Q-switched lasers are often used to produce pulses for applications requiring energetic pulses. The peak power in a laser pulse can be minimised for a given pulse energy by ensuring that the pulse consists of a single optical mode, thereby preventing interference between lasing modes that would produce high peak power spikes within the pulse, and by increasing the duration of the pulse. However, while there are established techniques for producing single-mode pulses from Q-switched lasers, these lasers typically produce pulses that have durations less than about 50.
Existing techniques for ensuring single-mode content of a pulse include the use of etalons within the resonator, injection seeding and servo control of the resonator length. Injection seeding of the Q-switched laser by the single frequency output of a continuous wave master laser is the preferred technique in a number of applications including remote sensing, as the output of the master laser can also then be used as the reference oscillator in the detection system. Also, it does not require additional components within the Q-switched laser.
There are a number of techniques by which the duration of a Q-switched pulse can be increased, or “stretched”. These include: (1) increasing the optical length of the resonator; (2) increasing the output coupling of the resonator or (3) adjusting and “throttling” the Q-switch so as to increase dynamically the output coupling of the laser resonator.
With regard to the first technique referred to above, it is clear that the option of increasing the resonator length will involve significant changes to the resonator configuration which may not be possible given the physical requirements and environment for the system. As would be apparent to those skilled in the art, each time the resonator length is changed it will be necessary to realign the laser making this approach unsuitable for those circumstances where flexibility is required in terms of defining the duration and energy of the laser pulse produced by the system.
Turning now to the second technique, this approach involves extending the duration of a pulse by increasing the output coupling of the laser. This effect can be achieved by either increasing the transmission of the out-coupling mirror or alternatively by adjusting the retardation provided by an intra-resonator wave-plate if the output coupling is achieved via an intra-resonator polarizer. However, increasing the transmission of the out-coupling mirror requires replacement of the mirror once again necessitating an overall realignment of the resonator. A tunable mirror in which the spacing between several mirrors is adjusted could possibly be used as the out-coupling mirror in order to provide dynamic control of the pulse width by changing the transmission characteristics of the mirror. However, this approach is complicated and the output coupling is not linearly related to the spacing of the mirrors.
Changing the output coupling and thereby the resultant pulse width via polarization control requires either mechanical adjustment of an intra-resonator wave plate or electrical adjustment of an intra-resonator Pockels Cell. The latter approach has only been demonstrated for standing-wave lasers and in cavity-dumped ring lasers that are optimised for the production of high peak power pulses and are not suitable for those applications where lower peak power Q-switched pulses are required.
One example of this approach includes the stretched-pulse injection-seeded Q-switched standing-wave laser described in U.S. Pat.
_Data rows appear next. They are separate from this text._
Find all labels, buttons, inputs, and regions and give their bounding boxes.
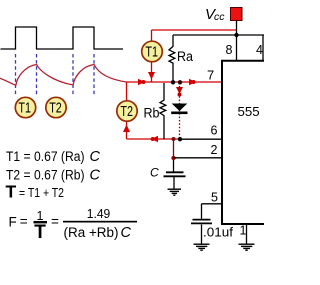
svg-text:F: F	[9, 215, 17, 230]
svg-text:C: C	[90, 149, 101, 165]
svg-text:4: 4	[256, 43, 263, 57]
svg-text:= T1 + T2: = T1 + T2	[19, 185, 64, 200]
svg-text:T1: T1	[145, 44, 158, 61]
svg-text:cc: cc	[214, 11, 225, 23]
svg-text:8: 8	[226, 43, 233, 57]
svg-text:6: 6	[211, 124, 218, 138]
svg-text:7: 7	[207, 68, 214, 83]
svg-text:T2: T2	[49, 100, 62, 117]
svg-text:T: T	[34, 222, 46, 243]
svg-text:Ra: Ra	[177, 49, 193, 64]
svg-text:=: =	[20, 214, 28, 229]
svg-text:C: C	[121, 225, 132, 241]
svg-text:T2: T2	[120, 103, 133, 120]
svg-text:T: T	[6, 182, 17, 202]
svg-text:(Ra +Rb): (Ra +Rb)	[64, 225, 119, 240]
svg-text:T1 = 0.67 (Ra): T1 = 0.67 (Ra)	[6, 149, 85, 164]
svg-text:.01uf: .01uf	[203, 224, 233, 239]
svg-text:C: C	[150, 166, 159, 180]
svg-text:5: 5	[211, 191, 218, 205]
svg-text:1: 1	[240, 223, 247, 237]
svg-text:1: 1	[37, 209, 44, 223]
svg-text:T1: T1	[18, 100, 31, 117]
svg-text:2: 2	[211, 143, 218, 157]
svg-text:1.49: 1.49	[87, 206, 111, 221]
svg-text:=: =	[51, 214, 59, 229]
svg-text:T2 = 0.67 (Rb): T2 = 0.67 (Rb)	[6, 168, 85, 183]
svg-text:Rb: Rb	[144, 106, 160, 121]
svg-text:555: 555	[238, 105, 260, 119]
svg-text:C: C	[90, 168, 101, 184]
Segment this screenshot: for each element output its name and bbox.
No. 5,237,331 where in this system a Pockels cell and a polarizer are used to Q-switch a slave oscillator and the out-coupling is set by the orientation of an intra-resonator quarter-wave retardation plate. Whilst this laser system is able to produce a stretched pulse efficiently, it is a point design resulting in a fixed pulse width that cannot be adjusted in real-time. In addition, to minimize energy losses due to Fresnel reflections, it would be expected that the gain medium would need to include anti-reflection coated entrance and exit faces which will limit the maximum pulse energy as the anti-reflection coatings may be optically damaged at high pulse energies. Finally, standing-wave lasers in general have the disadvantage that they are subject to spatial hole burning which complicates the production of a single-mode output making these lasers unsuitable for coherent remote sensing applications.
Injection-seeded Q-switched travelling-wave or ring lasers for the production of narrow-band pulses have been described in U.S. Pat. No. 5,305,334 and US Patent Application No. 2002/0185701. However, both of the systems described in these documents use transmissive out-coupling mirrors and thus efficient dynamic control of the pulse duration cannot be achieved as pulse energy would be discarded from the resonator if the Pockels cell Q-switch was throttled. Furthermore, the output pulses would have a mixed polarization state, which is unsuitable for remote sensing applications.
The third technique to increase the pulse width is by the use of Q-switch throttling (see for example W. E. Schmid, IEEE J. Quantum. Electronics Vol. QE-16(7) pp. 790-4 (1980)) which in principle should allow for the dynamic variation of both pulse width and energy. This approach has only been demonstrated using standing-wave resonators with an out-coupling mirror which, as described previously, results in a system with low energy efficiency.
In summary, there have been a number of techniques for producing long duration Q-switched pulses that have been demonstrated in the prior art. However, these approaches all suffer from one or more of the following disadvantages: inefficiency, spatial-hole burning, dynamic control not possible, single point operation, inability to be used with Brewster-angled gain media, and mixed polarization state output.
It is an object of the present invention to provide a system for producing a laser light pulse capable of efficiently generating a pulse of variable duration and peak power.
It is a further object of the present invention to provide a system capable of producing a laser light pulse with a substantially plane polarization state.